Deformable Capsules for Object Detection
Rodney Lalonde, Naji Khosravan, Ulas Bagci
TL;DR
This paper tackles the challenge of applying capsule networks to large-scale object detection by introducing DeformCaps, a deformable capsule framework with SplitCaps and SE-Routing. It enables a one-stage, capsule-based detector that leverages deformable sampling and two specialized head types to model object instantiation and class presence efficiently, achieving competitive MS COCO results with fewer false positives.
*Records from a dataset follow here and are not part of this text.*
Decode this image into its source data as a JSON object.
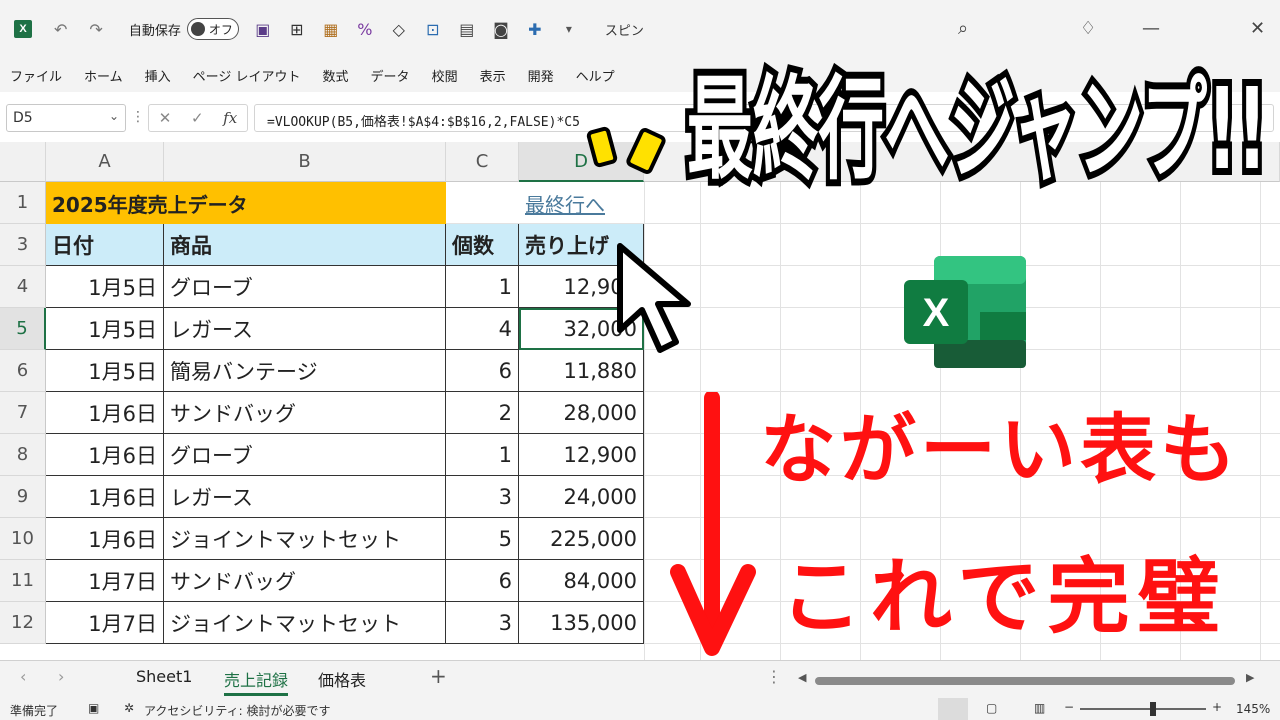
{
  "titlebar": {
    "app_icon": "excel-icon",
    "autosave_label": "自動保存",
    "autosave_state": "オフ",
    "doc_title": "スピン",
    "window_controls": [
      "minimize-icon",
      "maximize-icon",
      "close-icon"
    ]
  },
  "ribbon": {
    "tabs": [
      "ファイル",
      "ホーム",
      "挿入",
      "ページ レイアウト",
      "数式",
      "データ",
      "校閲",
      "表示",
      "開発",
      "ヘルプ"
    ]
  },
  "formula_bar": {
    "name_box": "D5",
    "fx": "fx",
    "formula": "=VLOOKUP(B5,価格表!$A$4:$B$16,2,FALSE)*C5"
  },
  "columns": [
    "A",
    "B",
    "C",
    "D"
  ],
  "rows": [
    {
      "num": "1",
      "a": "2025年度売上データ",
      "b": "",
      "c": "",
      "d": "最終行へ"
    },
    {
      "num": "3",
      "a": "日付",
      "b": "商品",
      "c": "個数",
      "d": "売り上げ"
    },
    {
      "num": "4",
      "a": "1月5日",
      "b": "グローブ",
      "c": "1",
      "d": "12,900"
    },
    {
      "num": "5",
      "a": "1月5日",
      "b": "レガース",
      "c": "4",
      "d": "32,000"
    },
    {
      "num": "6",
      "a": "1月5日",
      "b": "簡易バンテージ",
      "c": "6",
      "d": "11,880"
    },
    {
      "num": "7",
      "a": "1月6日",
      "b": "サンドバッグ",
      "c": "2",
      "d": "28,000"
    },
    {
      "num": "8",
      "a": "1月6日",
      "b": "グローブ",
      "c": "1",
      "d": "12,900"
    },
    {
      "num": "9",
      "a": "1月6日",
      "b": "レガース",
      "c": "3",
      "d": "24,000"
    },
    {
      "num": "10",
      "a": "1月6日",
      "b": "ジョイントマットセット",
      "c": "5",
      "d": "225,000"
    },
    {
      "num": "11",
      "a": "1月7日",
      "b": "サンドバッグ",
      "c": "6",
      "d": "84,000"
    },
    {
      "num": "12",
      "a": "1月7日",
      "b": "ジョイントマットセット",
      "c": "3",
      "d": "135,000"
    }
  ],
  "sheets": {
    "tabs": [
      "Sheet1",
      "売上記録",
      "価格表"
    ],
    "active": "売上記録",
    "add": "+"
  },
  "status": {
    "ready": "準備完了",
    "accessibility": "アクセシビリティ: 検討が必要です",
    "zoom": "145%"
  },
  "overlay": {
    "headline": "最終行へジャンプ!!",
    "caption_line1": "ながーい表も",
    "caption_line2": "これで完璧",
    "colors": {
      "red": "#ff1111",
      "header_orange": "#ffc000",
      "header_blue": "#ccecf9",
      "excel_green": "#1e7145"
    }
  }
}
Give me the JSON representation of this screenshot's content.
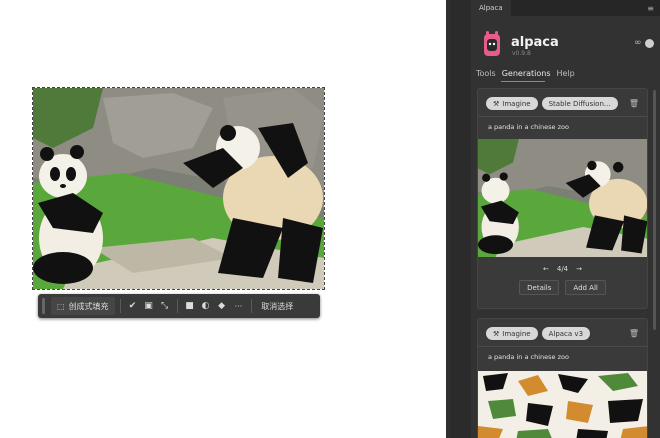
{
  "canvas": {
    "taskbar": {
      "generate_label": "创成式填充",
      "deselect_label": "取消选择",
      "more_label": "···"
    }
  },
  "panel": {
    "tab_title": "Alpaca",
    "app_name": "alpaca",
    "version": "v0.9.8",
    "nav": {
      "tools": "Tools",
      "generations": "Generations",
      "help": "Help"
    },
    "cards": [
      {
        "mode_label": "Imagine",
        "model_label": "Stable Diffusion...",
        "prompt": "a panda in a chinese zoo",
        "page": "4/4",
        "details_label": "Details",
        "add_all_label": "Add All"
      },
      {
        "mode_label": "Imagine",
        "model_label": "Alpaca v3",
        "prompt": "a panda in a chinese zoo"
      }
    ]
  },
  "colors": {
    "accent": "#e45b8a",
    "panel_bg": "#323232",
    "card_bg": "#3a3a3a"
  }
}
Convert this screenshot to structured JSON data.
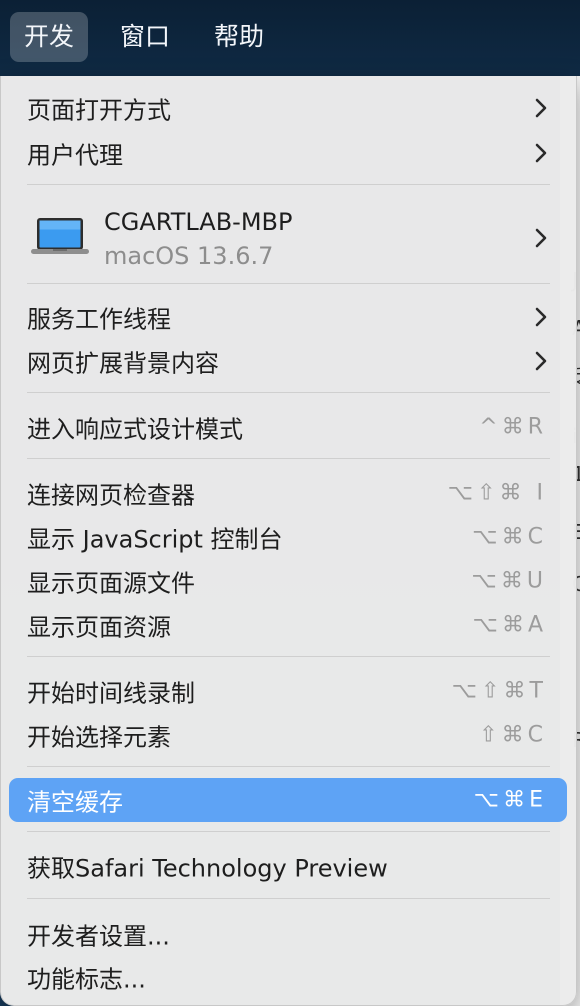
{
  "menubar": {
    "items": [
      "开发",
      "窗口",
      "帮助"
    ]
  },
  "menu": {
    "open_page_with": "页面打开方式",
    "user_agent": "用户代理",
    "device": {
      "name": "CGARTLAB-MBP",
      "os": "macOS 13.6.7"
    },
    "service_workers": "服务工作线程",
    "web_extension_background": "网页扩展背景内容",
    "responsive_design": {
      "label": "进入响应式设计模式",
      "shortcut": "^⌘R"
    },
    "web_inspector": {
      "label": "连接网页检查器",
      "shortcut": "⌥⇧⌘ I"
    },
    "js_console": {
      "label": "显示 JavaScript 控制台",
      "shortcut": "⌥⌘C"
    },
    "page_source": {
      "label": "显示页面源文件",
      "shortcut": "⌥⌘U"
    },
    "page_resources": {
      "label": "显示页面资源",
      "shortcut": "⌥⌘A"
    },
    "timeline_recording": {
      "label": "开始时间线录制",
      "shortcut": "⌥⇧⌘T"
    },
    "select_element": {
      "label": "开始选择元素",
      "shortcut": "⇧⌘C"
    },
    "empty_caches": {
      "label": "清空缓存",
      "shortcut": "⌥⌘E"
    },
    "get_stp": "获取Safari Technology Preview",
    "developer_settings": "开发者设置...",
    "feature_flags": "功能标志..."
  },
  "background_glyphs": [
    "J",
    "A",
    "乏",
    "i",
    "1",
    "E",
    "C",
    "R"
  ],
  "colors": {
    "highlight": "#5ea3f5",
    "menu_bg": "#ececec",
    "menubar_bg": "#0f2a44"
  }
}
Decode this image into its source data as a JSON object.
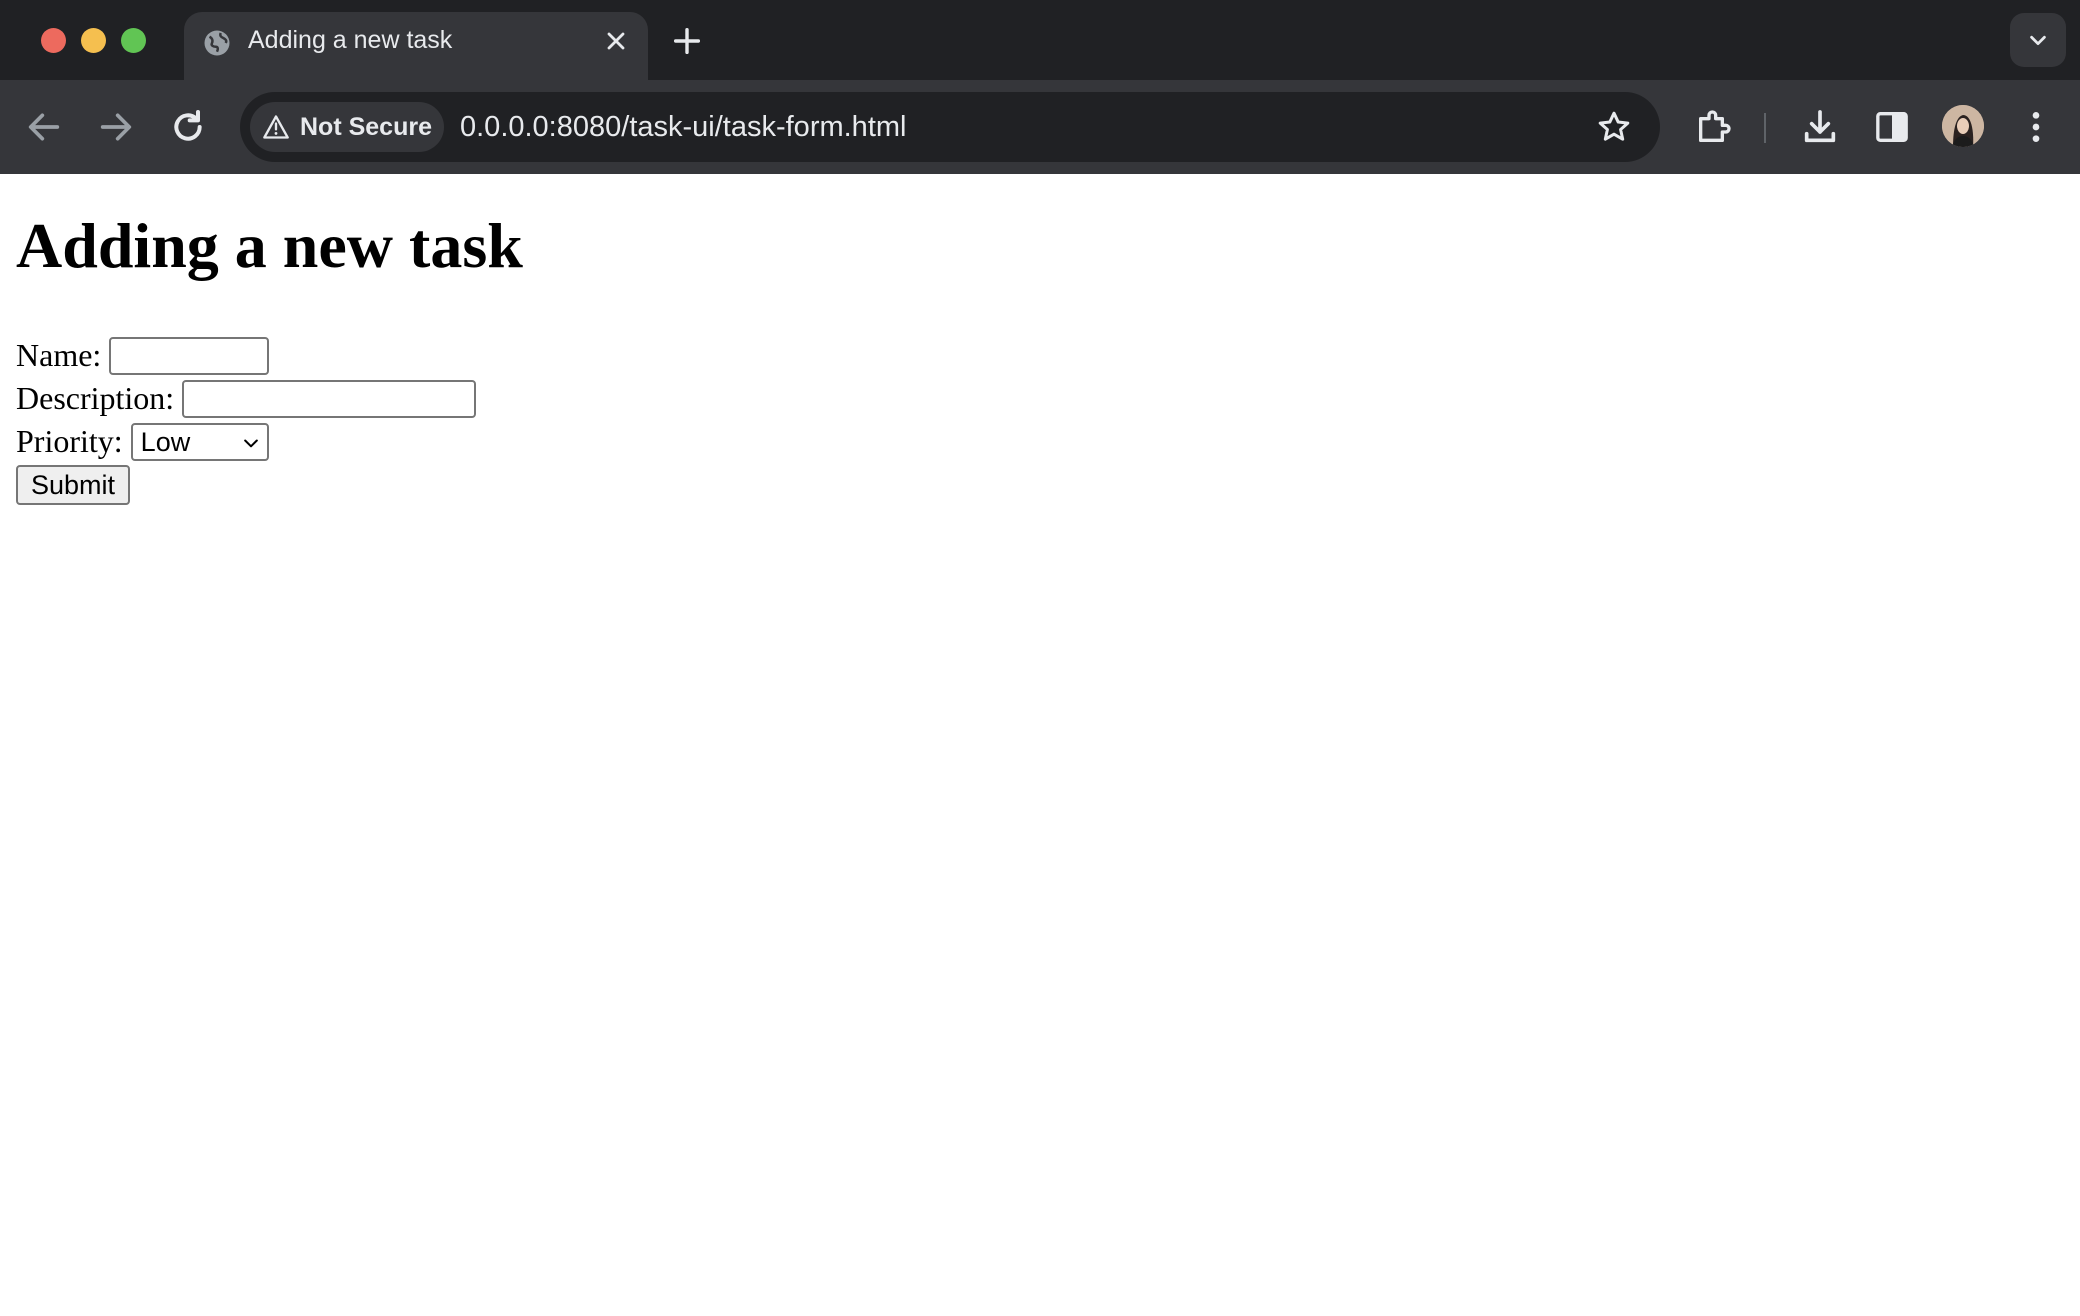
{
  "browser": {
    "tab_title": "Adding a new task",
    "security_label": "Not Secure",
    "url": "0.0.0.0:8080/task-ui/task-form.html",
    "icons": {
      "tab_favicon": "globe-icon",
      "tab_close": "close-icon",
      "new_tab": "plus-icon",
      "tab_search": "chevron-down-icon",
      "back": "back-arrow-icon",
      "forward": "forward-arrow-icon",
      "reload": "reload-icon",
      "warning": "warning-triangle-icon",
      "bookmark": "star-icon",
      "extensions": "puzzle-piece-icon",
      "downloads": "download-icon",
      "side_panel": "side-panel-icon",
      "profile": "avatar",
      "menu": "kebab-menu-icon"
    }
  },
  "page": {
    "heading": "Adding a new task",
    "form": {
      "name_label": "Name:",
      "name_value": "",
      "description_label": "Description:",
      "description_value": "",
      "priority_label": "Priority:",
      "priority_selected": "Low",
      "submit_label": "Submit"
    }
  }
}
The key contributions are: (1) deformable capsules that relax rigid spatial constraints, (2) SplitCaps to scale capsule representations for many classes, and (3) SE-Routing to compute routing coefficients in a single forward pass. Overall, DeformCaps demonstrates that capsule-based object detection can reach CNN-level performance in a one-stage setting while improving robustness to unusual poses and viewpoints, with potential implications for efficiency and interpretability in vision systems.
Abstract
Capsule networks promise significant benefits over convolutional networks by storing stronger internal representations, and routing information based on the agreement between intermediate representations' projections. Despite this, their success has been limited to small-scale classification datasets due to their computationally expensive nature. Though memory efficient, convolutional capsules impose geometric constraints that fundamentally limit the ability of capsules to model the pose/deformation of objects. Further, they do not address the bigger memory concern of class-capsules scaling up to bigger tasks such as detection or large-scale classification. In this study, we introduce a new family of capsule networks, deformable capsules (\textit{DeformCaps}), to address a very important problem in computer vision: object detection. We propose two new algorithms associated with our \textit{DeformCaps}: a novel capsule structure (\textit{SplitCaps}), and a novel dynamic routing algorithm (\textit{SE-Routing}), which balance computational efficiency with the need for modeling a large number of objects and classes, which have never been achieved with capsule networks before. We demonstrate that the proposed methods efficiently scale up to create the first-ever capsule network for object detection in the literature. Our proposed architecture is a one-stage detection framework and it obtains results on MS COCO which are on par with state-of-the-art one-stage CNN-based methods, while producing fewer false positive detection, generalizing to unusual poses/viewpoints of objects.